2.8 function increase progressively
Let's determine which of the two algorithms A and B is better. Assume that the input scale of the two algorithms is N, and algorithm a performs 2n + 3 operations. You can understand that there is a first N cycles, and after the execution is complete, there is another N cycles, there are three assignments or operations, 2n + 3 operations in total. Algorithm B needs to perform 3 N + 1 operation. Who do you think they are faster?
To be accurate, the answer is not certain (as shown in Table 2-8-1 ).
When n = 1, algorithm A is less efficient than algorithm B (times more than algorithm B ). When n = 2, the efficiency is the same. When n> 2, algorithm A is superior to algorithm B. As N increases, algorithm A is getting better than algorithm B (execution times are less than B ). So we can conclude that algorithm A is better than algorithm B in general.
In this case, we provide a definition that the input scale N is always greater than the other function if it exceeds the value n without limit. We call a function an increasing progressively.
The gradual growth of functions: Given two functions F (N) and g (N), if there is an integer N, for all N> N, F (N) it is always larger than G (N), so we say that F (n) is growing faster than G (n ).
As N increases, the plus 3 or plus 1 does not affect the final algorithm changes, for example, algorithm a' and algorithm B '. Therefore, we can ignore these addition constants. In the following example, the meaning of such constants being ignored may be more obvious.
Let's look at the second example. Algorithm C is 4n + 8, and algorithm D is 2n2 + 1 (as shown in Table 2-8-2 ).
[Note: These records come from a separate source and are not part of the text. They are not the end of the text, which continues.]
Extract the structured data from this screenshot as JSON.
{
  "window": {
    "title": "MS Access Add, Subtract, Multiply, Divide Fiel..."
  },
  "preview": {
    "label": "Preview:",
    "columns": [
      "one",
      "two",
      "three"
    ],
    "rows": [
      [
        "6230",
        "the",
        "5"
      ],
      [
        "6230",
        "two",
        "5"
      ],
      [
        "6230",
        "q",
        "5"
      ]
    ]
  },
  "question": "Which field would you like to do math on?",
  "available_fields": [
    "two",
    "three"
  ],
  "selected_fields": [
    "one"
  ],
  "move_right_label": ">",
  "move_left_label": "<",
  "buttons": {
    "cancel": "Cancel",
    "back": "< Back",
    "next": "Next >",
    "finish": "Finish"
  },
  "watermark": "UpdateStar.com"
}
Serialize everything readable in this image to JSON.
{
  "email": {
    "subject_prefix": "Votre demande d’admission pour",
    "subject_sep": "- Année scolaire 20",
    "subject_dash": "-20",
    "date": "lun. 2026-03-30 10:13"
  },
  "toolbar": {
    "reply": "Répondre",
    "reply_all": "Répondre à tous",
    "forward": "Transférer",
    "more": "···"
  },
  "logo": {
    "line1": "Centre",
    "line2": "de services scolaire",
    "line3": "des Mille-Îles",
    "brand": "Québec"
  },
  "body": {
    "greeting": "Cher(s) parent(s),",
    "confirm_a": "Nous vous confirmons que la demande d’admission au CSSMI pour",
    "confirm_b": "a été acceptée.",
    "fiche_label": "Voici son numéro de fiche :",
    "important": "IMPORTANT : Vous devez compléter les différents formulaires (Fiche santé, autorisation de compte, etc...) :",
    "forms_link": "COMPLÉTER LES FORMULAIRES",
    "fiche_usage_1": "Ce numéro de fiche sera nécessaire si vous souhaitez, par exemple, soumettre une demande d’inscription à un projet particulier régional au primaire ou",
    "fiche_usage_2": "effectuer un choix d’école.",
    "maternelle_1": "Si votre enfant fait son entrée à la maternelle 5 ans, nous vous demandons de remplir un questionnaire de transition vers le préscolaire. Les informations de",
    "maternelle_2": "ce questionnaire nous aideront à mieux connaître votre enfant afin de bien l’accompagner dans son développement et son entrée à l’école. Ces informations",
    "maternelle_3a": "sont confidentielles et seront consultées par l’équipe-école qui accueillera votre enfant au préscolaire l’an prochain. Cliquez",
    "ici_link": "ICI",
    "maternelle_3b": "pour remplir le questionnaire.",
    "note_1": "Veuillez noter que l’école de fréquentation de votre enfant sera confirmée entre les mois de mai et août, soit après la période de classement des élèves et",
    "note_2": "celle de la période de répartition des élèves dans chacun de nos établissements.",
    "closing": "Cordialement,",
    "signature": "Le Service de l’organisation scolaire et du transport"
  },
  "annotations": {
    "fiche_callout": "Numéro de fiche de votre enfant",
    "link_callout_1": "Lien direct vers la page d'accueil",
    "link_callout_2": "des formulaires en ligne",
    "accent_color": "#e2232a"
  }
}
When n <= 3, algorithm C is inferior to algorithm D (because algorithm C has many times), but after N> 3, the advantage of algorithm C is more and more superior to algorithm D, and later it is far better. When the constant is removed, we find that the result has not changed. We even observed that even if the constant multiplied by N is removed, the result is not changed. The number of times of algorithm C' increases with N, which is far smaller than that of algorithm d '. That is to say, the constant multiplied by the maximum term is not important.
Let's look at the third example. Algorithm E is 2n2 + 3N + 1, and algorithm F is 2n3 + 3N + 1 (as shown in Table 2-8-3 ).
When n = 1, Algorithm E has the same result as algorithm F, but after n> 1, the advantage of Algorithm E is better than algorithm F. As N increases, the difference is very obvious. Through observation, we found that the maximum index of the item is large. As N increases, the results also become very fast.
Let's look at the last example. Algorithm G is 2n2, algorithm H is 3n + 1, and algorithm I is 2n2 + 3N + 1 (as shown in Table 2-8-4 ).
This set of data should be clearly viewed. When the value of N is getting bigger and bigger, you will find that 3N + 1 cannot be compared with the result of 2n2, and it is almost negligible in the end. That is to say, with the N value becoming very large, algorithm G is actually very close to algorithm I. Therefore, we can draw a conclusion that when determining the efficiency of an algorithm, constants and other secondary items in the function can often be ignored, but more attention should be paid to the order of the primary item (the highest-order item.
To judge whether an algorithm is good or not, we cannot make an accurate judgment by using only a small amount of data. Based on the previous examples, we found that if we can compare the increment of the key execution frequency functions of these algorithms, we can basically find that an algorithm, as N increases, it is better than another algorithm, or worse than another algorithm. This is actually the theoretical basis of the estimation method in advance, and uses the algorithm time complexity to estimate the algorithm time efficiency.